日本航空(JAL)は1月10日、航空機の表面を「サメ肌」のような形状にする「リュレクト形式塗装」を施した航空機を、世界で初めて国際線に導入すると発表しました。このリュレクト形式塗装により、航空時の空気抵抗を軽減し、燃費の改善が期待されています。導入予定は1月中旬です。
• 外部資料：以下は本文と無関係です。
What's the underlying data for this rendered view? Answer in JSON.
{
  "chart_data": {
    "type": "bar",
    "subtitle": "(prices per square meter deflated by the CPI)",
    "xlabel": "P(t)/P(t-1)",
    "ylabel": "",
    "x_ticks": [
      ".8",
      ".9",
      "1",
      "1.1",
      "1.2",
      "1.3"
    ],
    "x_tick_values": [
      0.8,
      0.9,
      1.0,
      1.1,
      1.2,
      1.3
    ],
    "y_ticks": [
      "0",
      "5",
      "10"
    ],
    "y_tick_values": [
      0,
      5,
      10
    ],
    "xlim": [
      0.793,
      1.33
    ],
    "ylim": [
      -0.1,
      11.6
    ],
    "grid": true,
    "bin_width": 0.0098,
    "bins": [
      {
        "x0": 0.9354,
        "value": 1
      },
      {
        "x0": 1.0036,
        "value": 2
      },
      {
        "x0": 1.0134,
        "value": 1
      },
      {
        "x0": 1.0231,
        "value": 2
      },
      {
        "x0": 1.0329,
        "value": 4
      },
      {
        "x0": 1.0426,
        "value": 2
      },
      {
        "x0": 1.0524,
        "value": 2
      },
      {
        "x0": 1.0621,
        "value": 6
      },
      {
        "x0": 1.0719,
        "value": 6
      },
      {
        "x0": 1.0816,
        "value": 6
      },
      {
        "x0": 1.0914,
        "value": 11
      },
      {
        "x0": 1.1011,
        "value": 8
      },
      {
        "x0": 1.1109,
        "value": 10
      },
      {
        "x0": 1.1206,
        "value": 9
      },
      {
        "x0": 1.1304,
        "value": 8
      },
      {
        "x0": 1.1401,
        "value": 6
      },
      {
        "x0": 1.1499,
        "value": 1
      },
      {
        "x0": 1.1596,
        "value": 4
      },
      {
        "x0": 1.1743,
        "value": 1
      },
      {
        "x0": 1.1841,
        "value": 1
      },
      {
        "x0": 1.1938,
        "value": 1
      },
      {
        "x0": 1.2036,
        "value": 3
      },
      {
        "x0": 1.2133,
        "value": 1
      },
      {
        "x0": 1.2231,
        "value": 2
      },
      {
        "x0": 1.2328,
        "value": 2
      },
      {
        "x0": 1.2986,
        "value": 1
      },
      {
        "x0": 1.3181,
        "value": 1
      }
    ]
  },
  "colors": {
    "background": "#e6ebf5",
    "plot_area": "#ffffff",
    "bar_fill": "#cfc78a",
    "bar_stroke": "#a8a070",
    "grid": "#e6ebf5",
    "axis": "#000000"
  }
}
リュレクト形式塗装とは、水の抵抗が減少できるサメの肌の構造を模した塗装で、この技術を航空機に貼ることで、より滑らかな流線型の表面を実現します。これにより、航空機の速度向上や燃料消費の削減が可能となるのです。

国際線で使用する機体「ボーイング787-9型機」では、運航時の空気抵抗が0.24%減少します。また、年間約119トンの燃料消費削減と、381トンのCO2排出量の削減が期待されています。この381トンのCO2排出量は、約4490本の木を植え育てたときに吸収される量に相当します。

さらに、この導入には宇宙航空研究開発機構(JAXA)が協力しており、塗装業務の管理も担当しています。機体の表面にリュレクト形式塗装を施す際には、オウルエルの「Paint-to-Paint Method(既存の塗装の上に水溶性のタイプで形成する技術)」が活用されています。この手法によって、燃費の効率化や耐久性が期待されています。

実際、JALは2022年7月から国内線で使用する航空機のリュレクト形式塗装の耐久性を調査しており、2023年11月からは、通常の塗装に比べてコスト削減と長期的な効率化が見込まれるかを実地試験を行います。このように、国際線における新たな塗装施行は、航空業界全体に大きな影響を与えることが予想されています。さらに、環境配慮型の航空技術として、今後のエコフライトの実現に繋がる可能性も秘めています。